The main purpose of linear regression is to estimate a mean difference of outcomes comparing adjacent levels of a regressor. There are many types of means. We are most familiar with the arithmetic mean.
$$AM(X) = \frac{\left( X_1 + X_2 + \ldots + X_n \right)}{n}$$
The AM is what is estimated using OLS and untransformed variables. The geometric mean is different:
$$GM(X) = \sqrt[\LARGE{n}]{\left( X_1 \times X_2 \times \ldots \times X_n \right)} = \exp(AM(\log(X))$$
Practically a GM difference is a multiplicative difference: you pay X% of a premium in interest when assuming a loan, your hemoglobin levels decrease X% after starting metformin, the failure rate of springs increase X% as a fraction of the width. In all of these instances, a raw mean difference makes less sense.
Log transforming estimates a geometric mean difference. If you log transform an outcome and model it in a linear regression using the following formula specification: log(y) ~ x
, the coefficient $\beta_1$ is a mean difference of the log outcome comparing adjacent units of $X$. This is practically useless, so we exponentiate the parameter $e^{\beta_1}$ and interpret this value as a geometric mean difference.
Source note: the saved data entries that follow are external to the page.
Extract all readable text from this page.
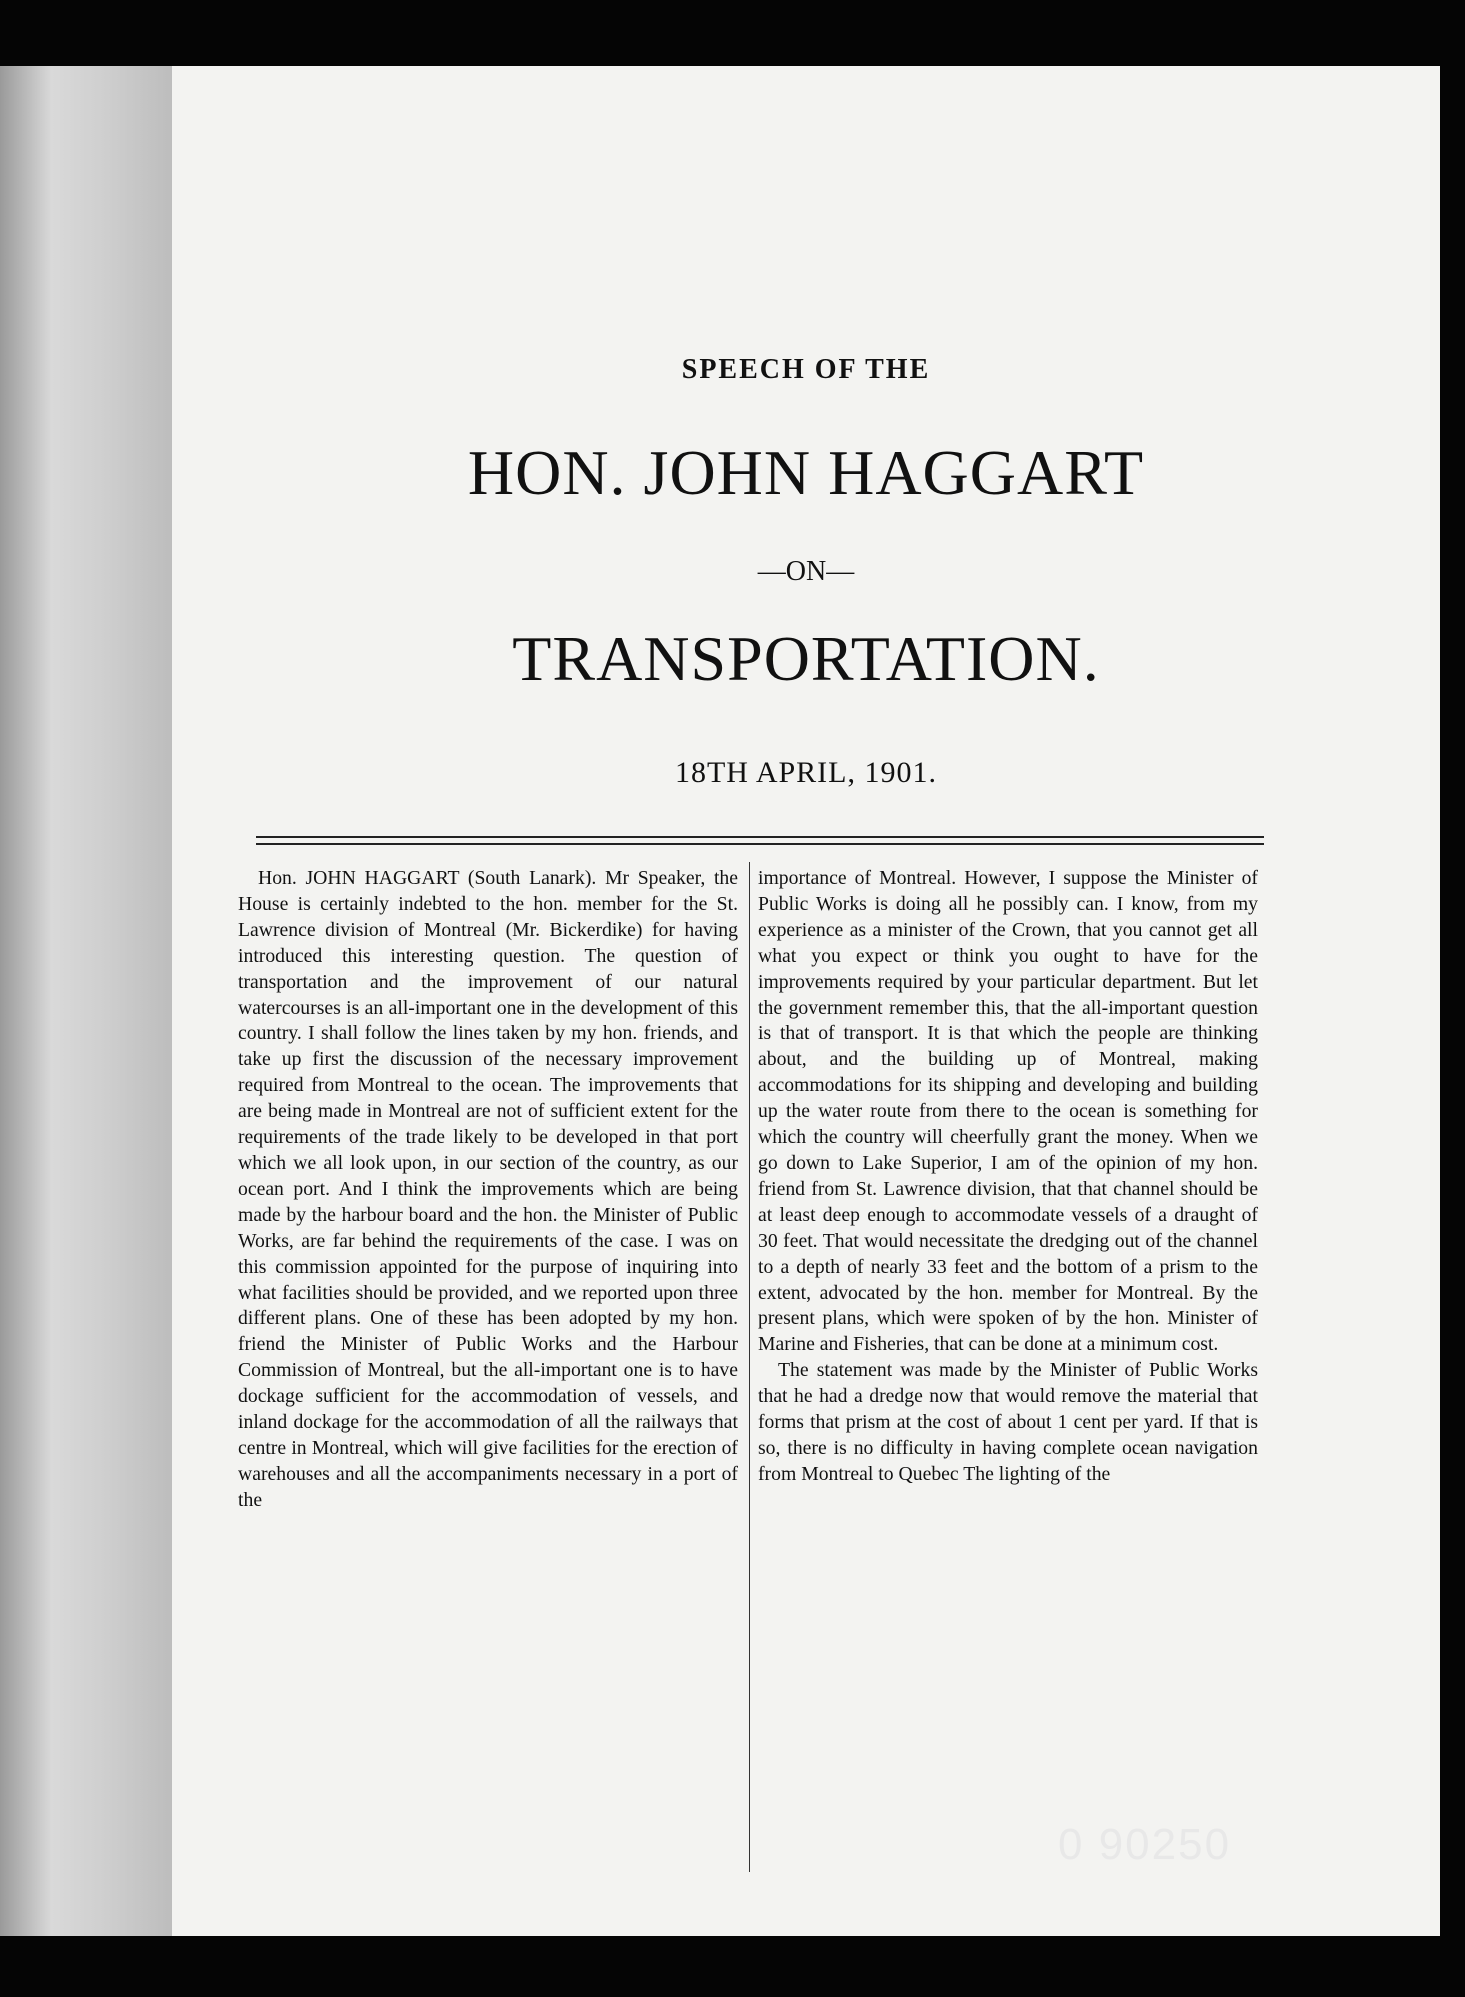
SPEECH OF THE
HON. JOHN HAGGART
—ON—
TRANSPORTATION.
18TH APRIL, 1901.

Hon. JOHN HAGGART (South Lanark). Mr Speaker, the House is certainly indebted to the hon. member for the St. Lawrence division of Montreal (Mr. Bickerdike) for having introduced this interesting question. The question of transportation and the improvement of our natural watercourses is an all-important one in the development of this country. I shall follow the lines taken by my hon. friends, and take up first the discussion of the necessary improvement required from Montreal to the ocean. The improvements that are being made in Montreal are not of sufficient extent for the requirements of the trade likely to be developed in that port which we all look upon, in our section of the country, as our ocean port. And I think the improvements which are being made by the harbour board and the hon. the Minister of Public Works, are far behind the requirements of the case. I was on this commission appointed for the purpose of inquiring into what facilities should be provided, and we reported upon three different plans. One of these has been adopted by my hon. friend the Minister of Public Works and the Harbour Commission of Montreal, but the all-important one is to have dockage sufficient for the accommodation of vessels, and inland dockage for the accommodation of all the railways that centre in Montreal, which will give facilities for the erection of warehouses and all the accompaniments necessary in a port of the

importance of Montreal. However, I suppose the Minister of Public Works is doing all he possibly can. I know, from my experience as a minister of the Crown, that you cannot get all what you expect or think you ought to have for the improvements required by your particular department. But let the government remember this, that the all-important question is that of transport. It is that which the people are thinking about, and the building up of Montreal, making accommodations for its shipping and developing and building up the water route from there to the ocean is something for which the country will cheerfully grant the money. When we go down to Lake Superior, I am of the opinion of my hon. friend from St. Lawrence division, that that channel should be at least deep enough to accommodate vessels of a draught of 30 feet. That would necessitate the dredging out of the channel to a depth of nearly 33 feet and the bottom of a prism to the extent, advocated by the hon. member for Montreal. By the present plans, which were spoken of by the hon. Minister of Marine and Fisheries, that can be done at a minimum cost.

The statement was made by the Minister of Public Works that he had a dredge now that would remove the material that forms that prism at the cost of about 1 cent per yard. If that is so, there is no difficulty in having complete ocean navigation from Montreal to Quebec The lighting of the

0 90250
For instance, in a study of HIV viral load following 10 weeks administration of ART, we might estimate prepost geometric mean of $e^{\beta_1} = 0.40$. That means whatever the viral load was at baseline, it was on average 60% lower or had a 0.6 fold decrease at follow-up. If the load was 10,000 at baseline, my model would predict it to be 4,000 at follow-up, if it were 1,000 at baseline, my model would predict it to be 400 at follow-up (a smaller difference on the raw scale, but proportionally the same).
This is an important distinction from other answers:
The convention of multiplying the log-scale coefficient by 100 comes from the approximation $\log(x) \approx 1-x$ when $1-x$ is small. If the coefficient (on the log scale) is say 0.05, then $\exp(0.05) \approx 1.05$ and the interpretation is: a 5% "increase" in the outcome for a 1 unit "increase" in $X$. However, if the coefficient is 0.5 then $\exp(0.5) = 1.65$ and we interpret this as a 65% "increase" in $Y$ for a 1 unit "increase" in $X$. It is NOT a 50% increase.
Suppose we log transform a predictor: y ~ log(x, base=2)
. Here, I am interested in a multiplicative change in $x$ rather than a raw difference. I now am interested in comparing participants differing by 2 fold in $X$. Suppose for instance, I am interested in measuring infection (yes/no) following exposure to blood-borne pathogen at various concentrations using an additive risk model. The biologic model may suggest that risk increases proportionately for every doubling of concentration. Then, I do not transform my outcome, but the estimated $\beta_1$ coefficient is interpreted as a risk difference comparing groups exposed at two-fold concentration differences of infectious material.
Lastly, the log(y) ~ log(x)
simply applies both definitions to obtain a multiplicative difference comparing groups differing multiplicatively in exposure levels.